From April 2010 to November 2010, we conducted a survey of inpatients with HBV-related diseases and who were hospitalized for seven or more days in one of the seven tertiary and six secondary hospitals in Shandong, China. Patients were recorded consecutively within a three-to-five month time period from each sampled hospital; an in-person survey was conducted to collect demographic and socio-economic information, as well as direct medical and nonmedical expenses during the last month and last year prior to the current hospitalization. Direct medical costs included total outpatient, inpatient, and self-treatment expenditures; direct nonmedical costs included spending on nutritional supplements, transportation, and nursing. Direct medical costs during the current hospitalization were also obtained from the hospital financial database. The direct economic cost was calculated as the sum of direct medical and nonmedical costs. Our results call for the importance of implementing clinical guideline, improving system accountability, and helping secondary and smaller hospitals to improve efficiency. This has important policy implication for the on-going hospital reform in China.
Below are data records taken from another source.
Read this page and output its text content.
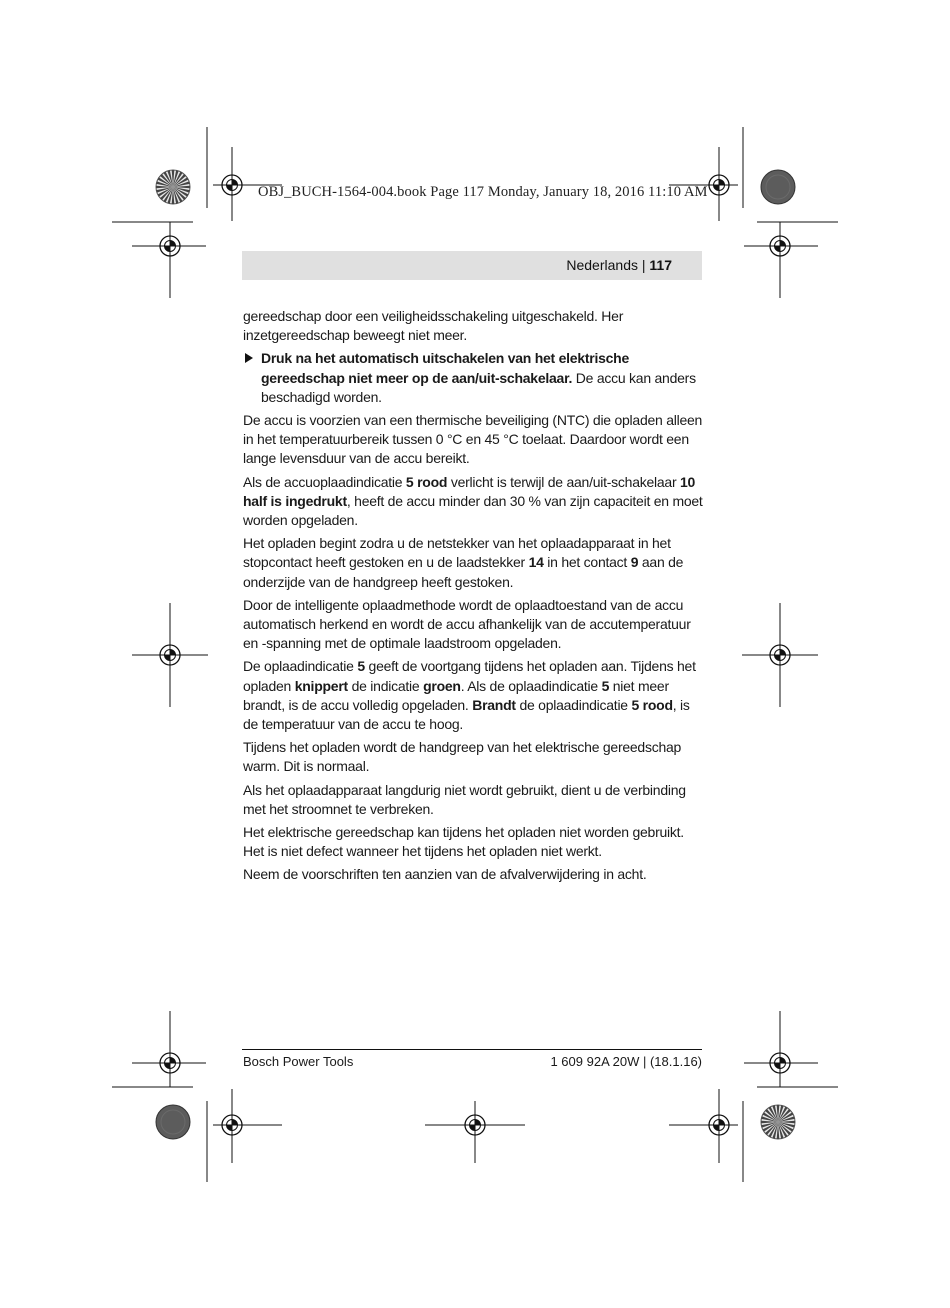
OBJ_BUCH-1564-004.book Page 117 Monday, January 18, 2016 11:10 AM
Nederlands | 117

gereedschap door een veiligheidsschakeling uitgeschakeld. Her inzetgereedschap beweegt niet meer.

Druk na het automatisch uitschakelen van het elektrische gereedschap niet meer op de aan/uit-schakelaar. De accu kan anders beschadigd worden.

De accu is voorzien van een thermische beveiliging (NTC) die opladen alleen in het temperatuurbereik tussen 0 °C en 45 °C toelaat. Daardoor wordt een lange levensduur van de accu bereikt.

Als de accuoplaadindicatie 5 rood verlicht is terwijl de aan/uit-schakelaar 10 half is ingedrukt, heeft de accu minder dan 30 % van zijn capaciteit en moet worden opgeladen.

Het opladen begint zodra u de netstekker van het oplaadapparaat in het stopcontact heeft gestoken en u de laadstekker 14 in het contact 9 aan de onderzijde van de handgreep heeft gestoken.

Door de intelligente oplaadmethode wordt de oplaadtoestand van de accu automatisch herkend en wordt de accu afhankelijk van de accutemperatuur en -spanning met de optimale laadstroom opgeladen.

De oplaadindicatie 5 geeft de voortgang tijdens het opladen aan. Tijdens het opladen knippert de indicatie groen. Als de oplaadindicatie 5 niet meer brandt, is de accu volledig opgeladen. Brandt de oplaadindicatie 5 rood, is de temperatuur van de accu te hoog.

Tijdens het opladen wordt de handgreep van het elektrische gereedschap warm. Dit is normaal.

Als het oplaadapparaat langdurig niet wordt gebruikt, dient u de verbinding met het stroomnet te verbreken.

Het elektrische gereedschap kan tijdens het opladen niet worden gebruikt. Het is niet defect wanneer het tijdens het opladen niet werkt.

Neem de voorschriften ten aanzien van de afvalverwijdering in acht.

Bosch Power Tools	1 609 92A 20W | (18.1.16)
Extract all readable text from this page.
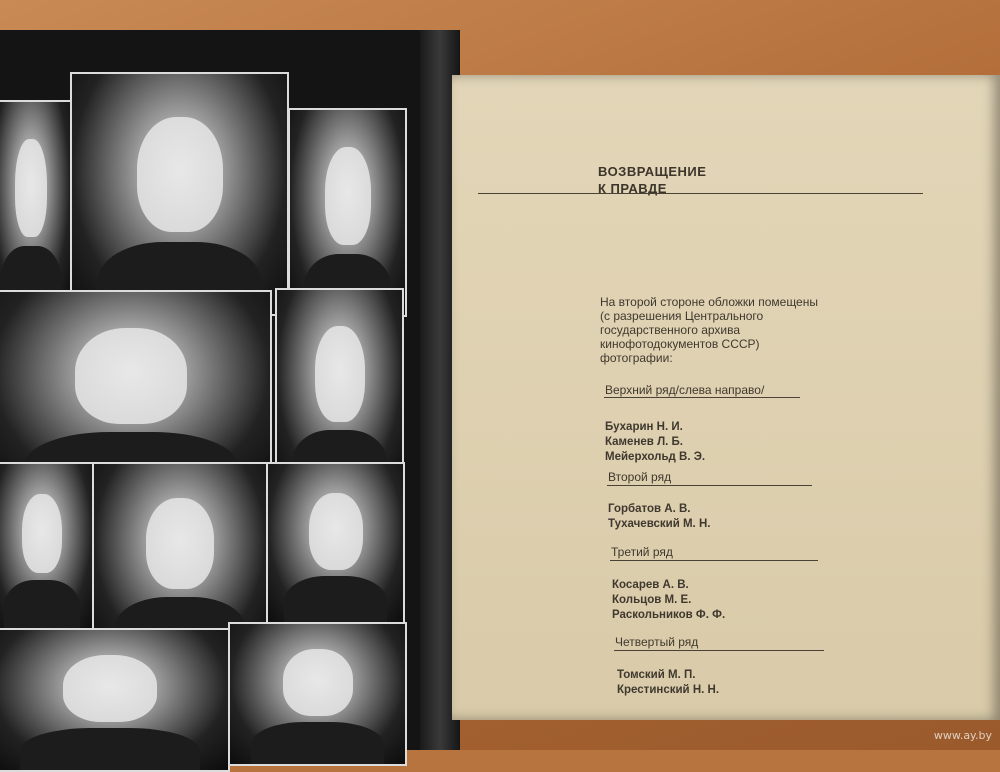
ВОЗВРАЩЕНИЕ
К ПРАВДЕ
На второй стороне обложки помещены (с разрешения Центрального государственного архива кинофотодокументов СССР) фотографии:
Верхний ряд/слева направо/
Бухарин Н. И.
Каменев Л. Б.
Мейерхольд В. Э.
Второй ряд
Горбатов А. В.
Тухачевский М. Н.
Третий ряд
Косарев А. В.
Кольцов М. Е.
Раскольников Ф. Ф.
Четвертый ряд
Томский М. П.
Крестинский Н. Н.
www.ay.by
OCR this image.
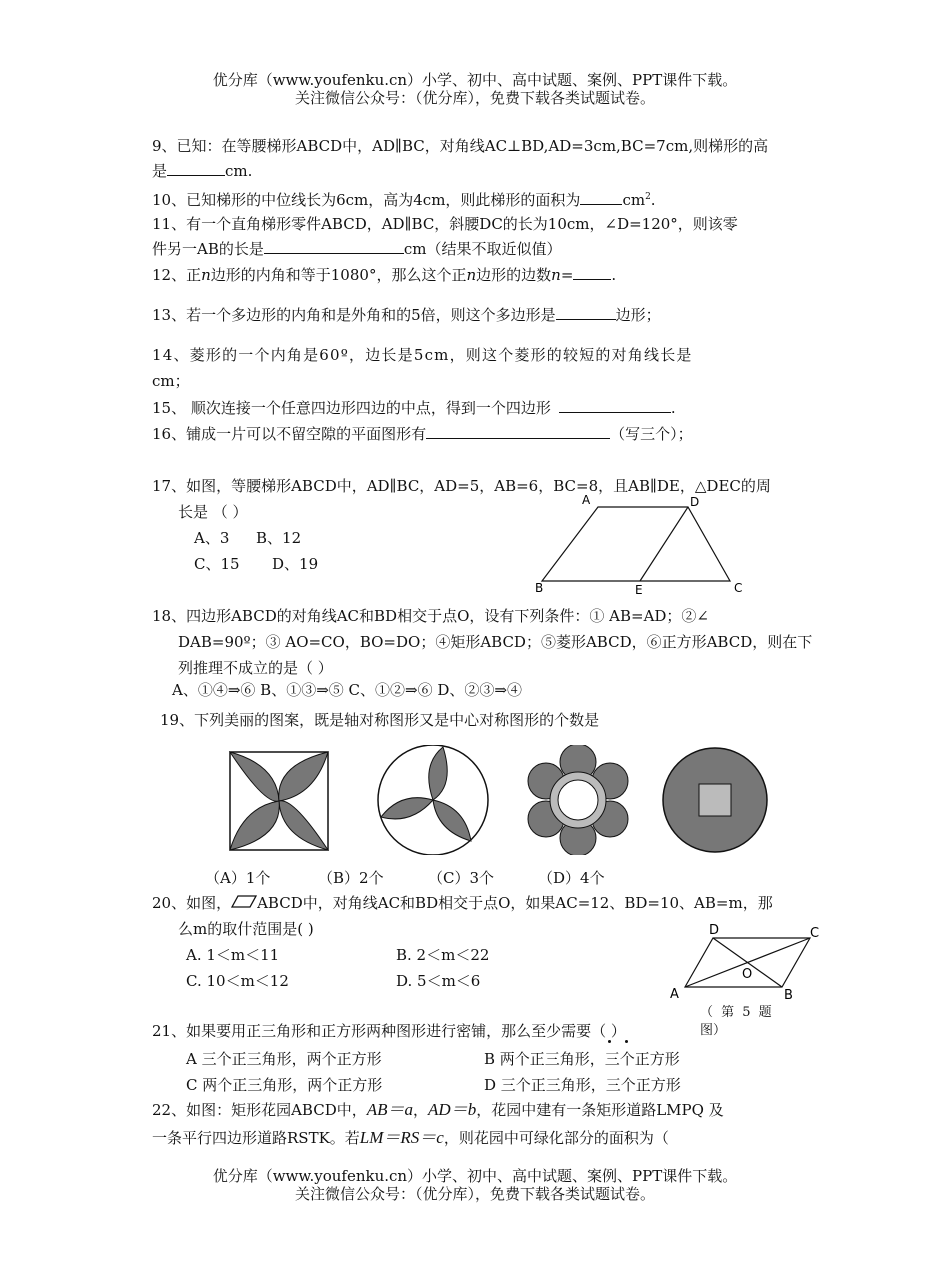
优分库（www.youfenku.cn）小学、初中、高中试题、案例、PPT课件下载。
关注微信公众号：（优分库），免费下载各类试题试卷。
9、已知：在等腰梯形ABCD中，AD∥BC，对角线AC⊥BD,AD=3cm,BC=7cm,则梯形的高
是	cm.
10、已知梯形的中位线长为6cm，高为4cm，则此梯形的面积为	$cm^2$.
11、有一个直角梯形零件ABCD，AD∥BC，斜腰DC的长为10cm，∠D=120°，则该零
件另一AB的长是	cm（结果不取近似值）
12、正n边形的内角和等于1080°，那么这个正n边形的边数n=	.
13、若一个多边形的内角和是外角和的5倍，则这个多边形是	边形；
14、菱形的一个内角是60º，边长是5cm，则这个菱形的较短的对角线长是
cm；
15、 顺次连接一个任意四边形四边的中点，得到一个四边形	.
16、铺成一片可以不留空隙的平面图形有	（写三个）；
17、如图，等腰梯形ABCD中，AD∥BC，AD=5，AB=6，BC=8，且AB∥DE，△DEC的周
长是 （ ）
A、3 B、12
C、15 D、19
A	D
B	E	C
18、四边形ABCD的对角线AC和BD相交于点O，设有下列条件：① AB=AD；②∠
DAB=90º；③ AO=CO，BO=DO；④矩形ABCD；⑤菱形ABCD，⑥正方形ABCD，则在下
列推理不成立的是（ ）
A、①④⇒⑥ B、①③⇒⑤ C、①②⇒⑥ D、②③⇒④
19、下列美丽的图案，既是轴对称图形又是中心对称图形的个数是
（A）1个	（B）2个	（C）3个	（D）4个
20、如图， ABCD中，对角线AC和BD相交于点O，如果AC=12、BD=10、AB=m，那
么m的取什范围是( )
A. 1＜m＜11	B. 2＜m＜22
C. 10＜m＜12	D. 5＜m＜6
D	C
A	B
O
（ 第 5 题
图）
21、如果要用正三角形和正方形两种图形进行密铺，那么至少需要（ ）
A 三个正三角形，两个正方形	B 两个正三角形，三个正方形
C 两个正三角形，两个正方形	D 三个正三角形，三个正方形
22、如图：矩形花园ABCD中，AB＝a，AD＝b，花园中建有一条矩形道路LMPQ 及
一条平行四边形道路RSTK。若LM＝RS＝c，则花园中可绿化部分的面积为（
优分库（www.youfenku.cn）小学、初中、高中试题、案例、PPT课件下载。
关注微信公众号：（优分库），免费下载各类试题试卷。
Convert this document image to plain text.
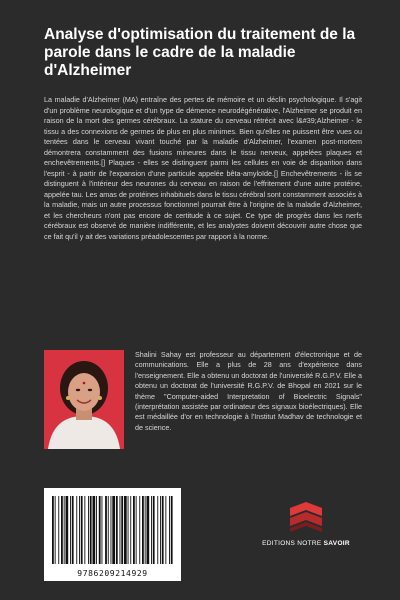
Analyse d'optimisation du traitement de la parole dans le cadre de la maladie d'Alzheimer

La maladie d'Alzheimer (MA) entraîne des pertes de mémoire et un déclin psychologique. Il s'agit d'un problème neurologique et d'un type de démence neurodégénérative, l'Alzheimer se produit en raison de la mort des germes cérébraux. La stature du cerveau rétrécit avec l&#39;Alzheimer - le tissu a des connexions de germes de plus en plus minimes. Bien qu'elles ne puissent être vues ou tentées dans le cerveau vivant touché par la maladie d'Alzheimer, l'examen post-mortem démontrera constamment des fusions mineures dans le tissu nerveux, appelées plaques et enchevêtrements.[] Plaques - elles se distinguent parmi les cellules en voie de disparition dans l'esprit - à partir de l'expansion d'une particule appelée bêta-amyloïde.[] Enchevêtrements - ils se distinguent à l'intérieur des neurones du cerveau en raison de l'effritement d'une autre protéine, appelée tau. Les amas de protéines inhabituels dans le tissu cérébral sont constamment associés à la maladie, mais un autre processus fonctionnel pourrait être à l'origine de la maladie d'Alzheimer, et les chercheurs n'ont pas encore de certitude à ce sujet. Ce type de progrès dans les nerfs cérébraux est observé de manière indifférente, et les analystes doivent découvrir autre chose que ce fait qu'il y ait des variations préadolescentes par rapport à la norme.

Shalini Sahay est professeur au département d'électronique et de communications. Elle a plus de 28 ans d'expérience dans l'enseignement. Elle a obtenu un doctorat de l'université R.G.P.V. Elle a obtenu un doctorat de l'université R.G.P.V. de Bhopal en 2021 sur le thème "Computer-aided Interpretation of Bioelectric Signals" (interprétation assistée par ordinateur des signaux bioélectriques). Elle est médaillée d'or en technologie à l'Institut Madhav de technologie et de science.

9786209214929
EDITIONS NOTRE SAVOIR
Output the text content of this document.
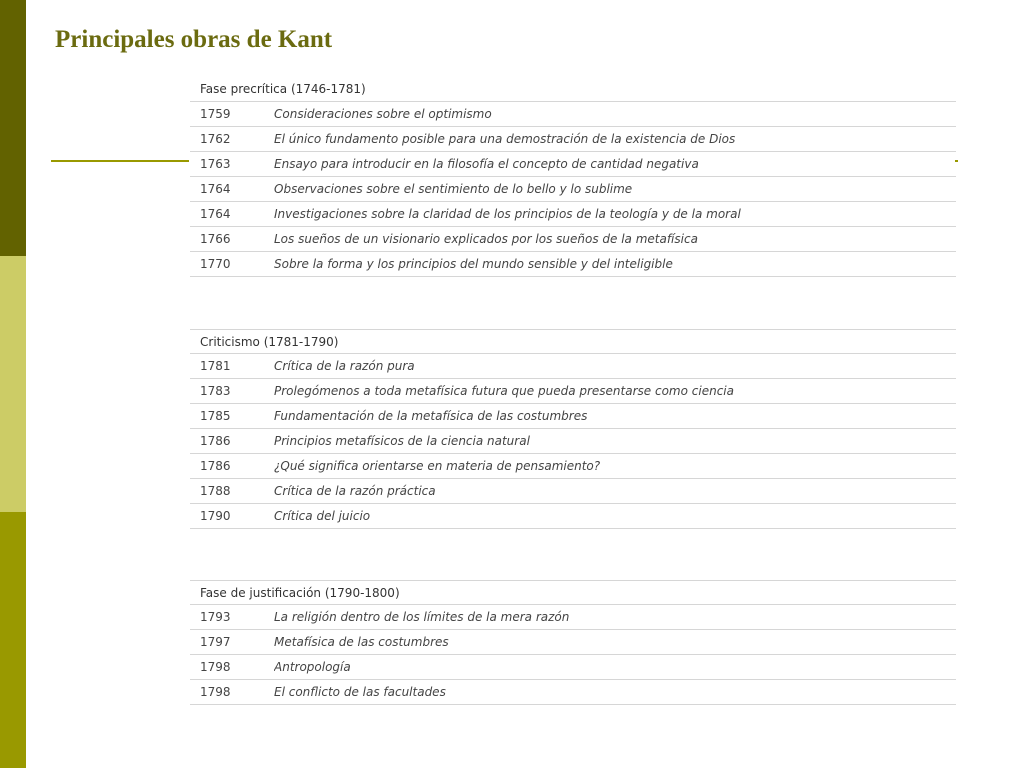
Principales obras de Kant
Fase precrítica (1746-1781)
1759	Consideraciones sobre el optimismo
1762	El único fundamento posible para una demostración de la existencia de Dios
1763	Ensayo para introducir en la filosofía el concepto de cantidad negativa
1764	Observaciones sobre el sentimiento de lo bello y lo sublime
1764	Investigaciones sobre la claridad de los principios de la teología y de la moral
1766	Los sueños de un visionario explicados por los sueños de la metafísica
1770	Sobre la forma y los principios del mundo sensible y del inteligible
Criticismo (1781-1790)
1781	Crítica de la razón pura
1783	Prolegómenos a toda metafísica futura que pueda presentarse como ciencia
1785	Fundamentación de la metafísica de las costumbres
1786	Principios metafísicos de la ciencia natural
1786	¿Qué significa orientarse en materia de pensamiento?
1788	Crítica de la razón práctica
1790	Crítica del juicio
Fase de justificación (1790-1800)
1793	La religión dentro de los límites de la mera razón
1797	Metafísica de las costumbres
1798	Antropología
1798	El conflicto de las facultades
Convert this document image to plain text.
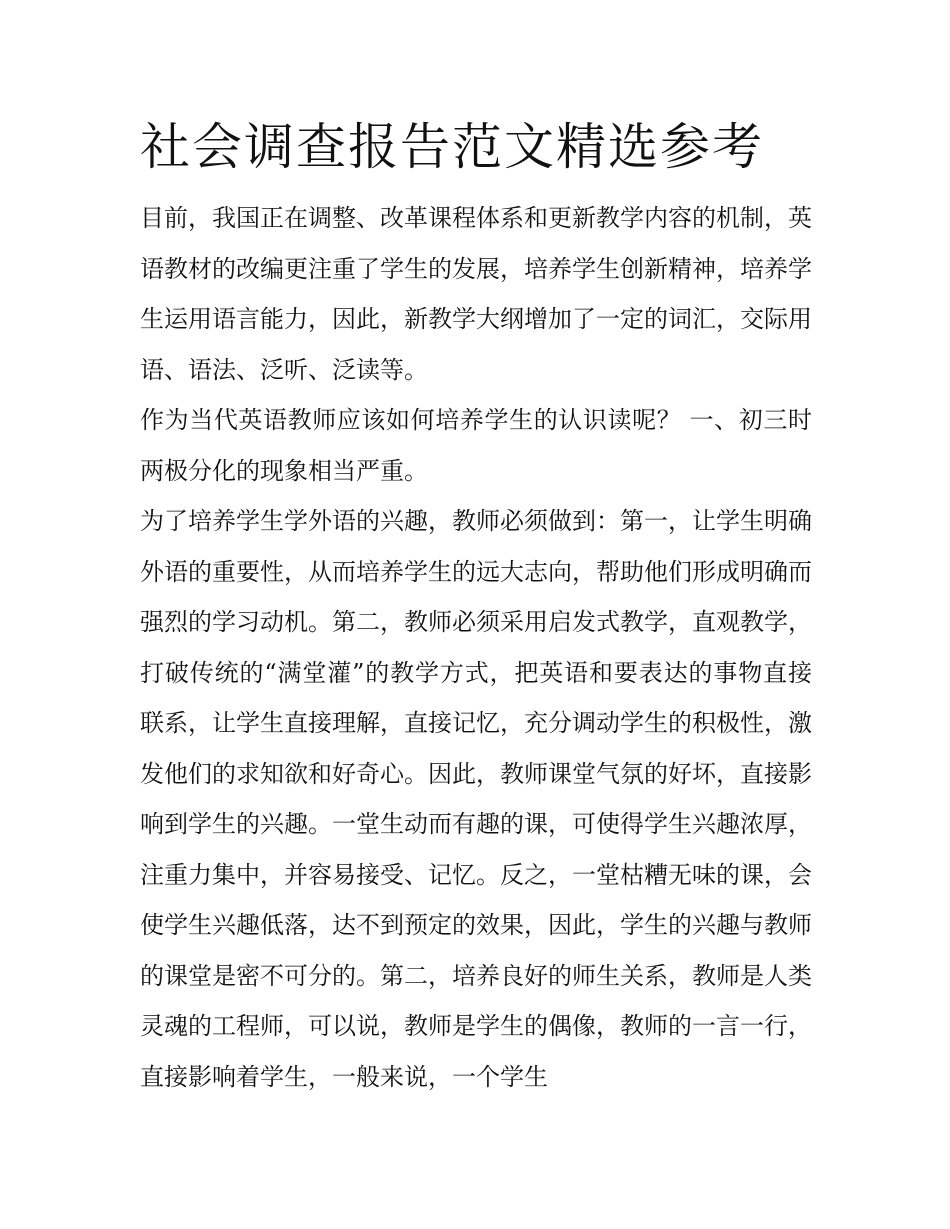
社会调查报告范文精选参考

目前，我国正在调整、改革课程体系和更新教学内容的机制，英语教材的改编更注重了学生的发展，培养学生创新精神，培养学生运用语言能力，因此，新教学大纲增加了一定的词汇，交际用语、语法、泛听、泛读等。

作为当代英语教师应该如何培养学生的认识读呢？ 一、初三时两极分化的现象相当严重。

为了培养学生学外语的兴趣，教师必须做到：第一，让学生明确外语的重要性，从而培养学生的远大志向，帮助他们形成明确而强烈的学习动机。第二，教师必须采用启发式教学，直观教学，打破传统的“满堂灌”的教学方式，把英语和要表达的事物直接联系，让学生直接理解，直接记忆，充分调动学生的积极性，激发他们的求知欲和好奇心。因此，教师课堂气氛的好坏，直接影响到学生的兴趣。一堂生动而有趣的课，可使得学生兴趣浓厚，注重力集中，并容易接受、记忆。反之，一堂枯糟无味的课，会使学生兴趣低落，达不到预定的效果，因此，学生的兴趣与教师的课堂是密不可分的。第二，培养良好的师生关系，教师是人类灵魂的工程师，可以说，教师是学生的偶像，教师的一言一行，直接影响着学生，一般来说，一个学生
Our data based on inpatients with HBV-related diseases suggested that the direct cost in US dollars for acute hepatitis B, severe hepatitis B, chronic hepatitis B, compensated cirrhosis, decompensated cirrhosis and primary liver cancer was $2954, $10834, $4552, $7400.28, $6936 and $10635, respectively. These costs ranged from 30.72% (for acute hepatitis B) to 297.85% (for primary liver cancer) of the average annual household income in our sample. Even for patients with health insurance, direct out-of-pocket cost of all HBV-related diseases except acute hepatitis B exceeded 40.00% of the patient’s disposable household income, making it a catastrophic expenditure for the household.
Hepatitis B imposes considerable economic burden on a family. Our findings will help health policy makers’ understanding of the magnitude of the economic burden of HBV-related diseases in China. Evidence from our study also contributes to our understanding of potential benefits to society from allocating more resources to preventing and treating HBV infection, as well as increasing insurance coverage in China. These findings have important policy implications for health care reform efforts currently underway in China focusing on how to reduce the burden of catastrophic disease for its citizens.